This is the true story of one man's past and the family that weaves through it.
- Taking the Tokyo University entrance exam without cram school! Child-rearing experiences of a family at the bottom of the pyramid
Taking the Tokyo University entrance exam without cram school! Child-rearing experiences of a family at the bottom of the pyramid
a relative evaluation
There is a lot of competition in this world.
Just off the top of my head, there are academics, sports, business, and entertainment.
Digging a little deeper, there are politics, markets, labor, culture, and technology, which are also linked to national competition.
In this way, one can say that people are thrown into competition from the moment they are born, and this reality becomes more pronounced and apparent as they get older.
In daycare centers, from the age of four or so, children run in a race called "kakekko" (running race).
Some children are happy when they win, while others cry when they lose.
They're playing and they're competing.
In elementary school, the sense of competition becomes even more intense, and even the order of finish in athletic competitions is determined.
The same is true for studying. By using easy-to-understand numerical indicators of academic achievement, such as tests and grades, students are evaluated on a relative basis, with competition arising from comparisons with others.
This continues through elementary school, junior high school, high school, and university, and in the selection process for job hunting, relative evaluation is conducted in light of the grades and aptitudes that have been cultivated up to that point.
The sports, entertainment, and entertainment industry, for example, will face even tougher competition.
Physical ability is a major innate factor, to which are added body-building training, skills through competition, and mentality, as well as the risk of injury.
Even if you finally become a professional, it is not the end of the story; the world is so demanding that you have to keep producing results.
Even in the entertainment and entertainment industry, in auditions for famous groups, there are thousands to tens of thousands of applicants, and to find just a few outstanding talents from among them, they compare their talents, expressive abilities, and personal charms, and select them based on relative evaluations.

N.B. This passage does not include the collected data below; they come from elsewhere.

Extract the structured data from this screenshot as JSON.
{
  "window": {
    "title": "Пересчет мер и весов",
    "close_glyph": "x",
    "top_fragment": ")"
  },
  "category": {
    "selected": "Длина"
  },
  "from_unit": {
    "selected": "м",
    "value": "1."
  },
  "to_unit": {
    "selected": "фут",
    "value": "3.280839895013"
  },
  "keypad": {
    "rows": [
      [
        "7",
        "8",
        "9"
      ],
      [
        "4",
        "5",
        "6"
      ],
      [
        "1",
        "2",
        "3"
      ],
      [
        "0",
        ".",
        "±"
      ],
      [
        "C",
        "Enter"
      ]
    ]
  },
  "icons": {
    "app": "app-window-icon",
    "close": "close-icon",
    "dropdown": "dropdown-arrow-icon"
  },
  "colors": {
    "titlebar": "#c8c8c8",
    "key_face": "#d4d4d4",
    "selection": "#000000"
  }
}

Thus, aptitude changes depending on whether or not one has something superior or superior to others, making it difficult to be active in a particular field.
This world that we see so often is a wonderful profession that is spectacular and gives many people dreams, but it is not seen by people in their daily lives.
It is the shadow efforts that are important, and the effort is extraordinary.
In this regard, I feel that we are more equal in terms of academic achievement than these.
Unlike many developing countries and conflict zones where education is inadequate, here in Japan, we have an environment where people can learn the minimum basics through compulsory education.
[I'll give you the minimum education] before you go out into the world to work.
and the government sets the educational policy and allows us to acquire academic skills and backgrounds.
Of course, this does not mean that it is enough.
Compulsory education alone will widen the educational gap with families with higher economic power who seek a higher level of education, but it is a far cry from the countries mentioned earlier where there is no right to education.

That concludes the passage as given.